Happily married to Jocelyn for 44 years. We have two adult sons, Cory and his wife Lynsey and their son Vincent and daughter Jayda; Jean Marc and his wife Angie and their three daughters, Quinn, Lena and Annora. I love inspiring people through communicating, blogging, and coaching. I enjoy writing, running, and reading. I'm a fan of the Double E, Bruins, Celtics, Red Sox and Pats. Follow me on Twitter @bobjones49ers


  • Ryan Hastman says:

    Great piece PBJ. Since the beginning we have stared up at night in wonder at what was out there. The scale of God’s creation is impossible to comprehend. So why did he bother making it so much bigger than we can process? I don’t think it was just for us.

  • Debbie Philips says:

    I read the Pale Blue Dot many years back when I was yet a Lab Tech in the Sciences and still recall bits and bites of Carl’s book.

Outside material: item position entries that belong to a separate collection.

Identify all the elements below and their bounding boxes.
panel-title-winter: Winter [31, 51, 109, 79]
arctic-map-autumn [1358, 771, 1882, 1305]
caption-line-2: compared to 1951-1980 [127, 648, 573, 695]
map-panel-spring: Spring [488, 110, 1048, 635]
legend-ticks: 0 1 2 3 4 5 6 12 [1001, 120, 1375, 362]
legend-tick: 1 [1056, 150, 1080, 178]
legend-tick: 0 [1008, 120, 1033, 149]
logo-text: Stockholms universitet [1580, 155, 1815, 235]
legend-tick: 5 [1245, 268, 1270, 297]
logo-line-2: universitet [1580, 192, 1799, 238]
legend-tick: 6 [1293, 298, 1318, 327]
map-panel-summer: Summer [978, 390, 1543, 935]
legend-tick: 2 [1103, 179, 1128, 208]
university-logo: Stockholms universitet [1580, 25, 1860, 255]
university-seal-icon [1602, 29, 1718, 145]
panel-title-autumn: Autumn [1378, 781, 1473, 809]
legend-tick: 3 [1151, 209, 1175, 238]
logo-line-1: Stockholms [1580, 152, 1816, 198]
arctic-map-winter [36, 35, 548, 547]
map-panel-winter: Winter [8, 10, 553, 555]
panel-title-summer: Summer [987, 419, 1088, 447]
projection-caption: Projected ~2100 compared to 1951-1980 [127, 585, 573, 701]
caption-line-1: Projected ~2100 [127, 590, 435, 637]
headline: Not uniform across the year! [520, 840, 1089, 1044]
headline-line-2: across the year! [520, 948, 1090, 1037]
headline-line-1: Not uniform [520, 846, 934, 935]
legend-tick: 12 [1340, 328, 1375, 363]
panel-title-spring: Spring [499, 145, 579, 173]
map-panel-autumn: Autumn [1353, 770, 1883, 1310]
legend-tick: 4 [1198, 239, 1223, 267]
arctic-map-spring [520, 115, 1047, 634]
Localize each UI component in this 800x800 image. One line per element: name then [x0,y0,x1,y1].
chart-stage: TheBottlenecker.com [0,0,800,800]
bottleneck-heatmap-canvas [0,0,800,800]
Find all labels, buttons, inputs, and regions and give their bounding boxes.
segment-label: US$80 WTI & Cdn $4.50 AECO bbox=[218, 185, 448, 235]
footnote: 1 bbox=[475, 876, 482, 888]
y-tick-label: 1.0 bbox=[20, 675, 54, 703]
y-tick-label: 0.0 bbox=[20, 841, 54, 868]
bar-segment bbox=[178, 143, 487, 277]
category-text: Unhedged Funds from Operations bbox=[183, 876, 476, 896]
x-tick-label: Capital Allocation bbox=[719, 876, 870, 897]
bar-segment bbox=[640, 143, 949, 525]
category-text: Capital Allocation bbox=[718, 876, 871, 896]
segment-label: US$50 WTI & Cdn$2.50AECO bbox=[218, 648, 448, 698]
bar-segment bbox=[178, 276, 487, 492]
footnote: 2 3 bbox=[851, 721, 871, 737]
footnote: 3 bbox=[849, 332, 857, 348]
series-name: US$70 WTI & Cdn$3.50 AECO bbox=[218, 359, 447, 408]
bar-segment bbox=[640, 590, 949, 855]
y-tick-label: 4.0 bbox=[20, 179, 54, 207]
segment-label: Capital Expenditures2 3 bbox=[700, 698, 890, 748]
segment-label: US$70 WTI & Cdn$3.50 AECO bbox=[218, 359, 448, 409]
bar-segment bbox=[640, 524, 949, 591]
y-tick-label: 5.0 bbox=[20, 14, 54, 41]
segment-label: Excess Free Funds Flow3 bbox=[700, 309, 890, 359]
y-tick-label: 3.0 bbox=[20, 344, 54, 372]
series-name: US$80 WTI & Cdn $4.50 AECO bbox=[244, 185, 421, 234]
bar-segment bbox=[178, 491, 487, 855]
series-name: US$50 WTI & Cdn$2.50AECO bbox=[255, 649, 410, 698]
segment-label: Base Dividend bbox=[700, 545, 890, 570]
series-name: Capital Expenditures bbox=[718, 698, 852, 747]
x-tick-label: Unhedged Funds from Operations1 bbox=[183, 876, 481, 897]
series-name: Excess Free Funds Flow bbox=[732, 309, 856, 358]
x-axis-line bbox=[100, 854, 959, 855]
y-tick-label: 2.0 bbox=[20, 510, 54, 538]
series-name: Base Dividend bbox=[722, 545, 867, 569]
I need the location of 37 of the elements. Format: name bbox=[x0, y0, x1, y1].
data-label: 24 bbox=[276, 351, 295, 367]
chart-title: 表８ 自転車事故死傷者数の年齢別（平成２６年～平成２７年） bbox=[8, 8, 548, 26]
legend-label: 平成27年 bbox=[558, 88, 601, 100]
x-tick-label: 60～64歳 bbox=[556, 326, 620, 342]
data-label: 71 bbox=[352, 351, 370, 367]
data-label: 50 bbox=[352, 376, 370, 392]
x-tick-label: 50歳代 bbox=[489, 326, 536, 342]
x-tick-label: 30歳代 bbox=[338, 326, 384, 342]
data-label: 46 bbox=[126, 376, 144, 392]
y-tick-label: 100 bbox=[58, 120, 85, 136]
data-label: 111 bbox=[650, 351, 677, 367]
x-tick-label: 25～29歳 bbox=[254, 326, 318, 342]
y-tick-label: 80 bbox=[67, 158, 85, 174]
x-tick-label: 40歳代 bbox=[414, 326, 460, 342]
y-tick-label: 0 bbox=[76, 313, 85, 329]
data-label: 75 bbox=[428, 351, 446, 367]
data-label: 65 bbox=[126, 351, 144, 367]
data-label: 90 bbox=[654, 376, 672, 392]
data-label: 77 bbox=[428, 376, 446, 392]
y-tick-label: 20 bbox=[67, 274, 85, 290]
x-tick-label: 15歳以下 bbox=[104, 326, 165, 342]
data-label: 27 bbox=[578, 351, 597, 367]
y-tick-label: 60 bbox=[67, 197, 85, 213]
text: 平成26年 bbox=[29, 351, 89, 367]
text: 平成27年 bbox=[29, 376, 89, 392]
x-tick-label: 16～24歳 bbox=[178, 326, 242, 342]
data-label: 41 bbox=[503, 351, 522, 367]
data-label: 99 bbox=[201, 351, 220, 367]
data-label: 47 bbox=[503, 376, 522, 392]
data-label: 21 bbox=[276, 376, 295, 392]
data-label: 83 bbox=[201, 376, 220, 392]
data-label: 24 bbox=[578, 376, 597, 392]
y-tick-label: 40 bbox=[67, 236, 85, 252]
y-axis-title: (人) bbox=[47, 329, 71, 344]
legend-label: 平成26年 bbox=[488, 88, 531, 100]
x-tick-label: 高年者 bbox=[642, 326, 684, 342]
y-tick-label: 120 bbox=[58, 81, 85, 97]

    I am a stargazer. In childhood I had been a rock, stamp, coin collector and stargazer. One thing remains to this day, I am still a stargazer. The cosmic arena in it vastness captivates me. I travel with Hubbles and discover wonderous findings to watching NASA’s mini videos of, the Night Sky. Shooting stars add excitement to a night and tracing the constellations is the night sky is like reading a familiar childhood storybook. Of all things in the sky, the constellations pretty much remain the same all my years though into mid life with probability to remain even so after I pass on.

    Not only am I a stargazer, but a sky watcher. I enjoy the Northern Lights dancing to a rhythm of its own. Laying on grass and looing up at clouds as a child, one could find many items with one’s imagination. If a passenger in a vehicle or on a family vacation taking a road trip even to this day, the skies keep me preoccupied. I enjoy the skies of many varied colored ever changing views morning and daytime to watching and sensing the feel of thunder storms. As a child I would press my nose and hands against the window pane to feel the electricity. Whenever I see a rainbow in the sky I think of God’s covenant made with mankind. Morning, day and night I am marveled by God in his creation of the morning and night sky and see him as the grandest artist of all. The skies never look the same twice ever, as like a snowflake it does not have a double.

    Mankind’s habitat is amazingly created and the skies top it all !

  • bob jones says:

    Thanks, Ryan. Venus and Mars today.

  • bob jones says:

    Stars, snowflakes, storms and a rainbow. Each one spectacular in itself and fingerprints of our Creator. Glad to know you are a stargazer! Thank you for commenting.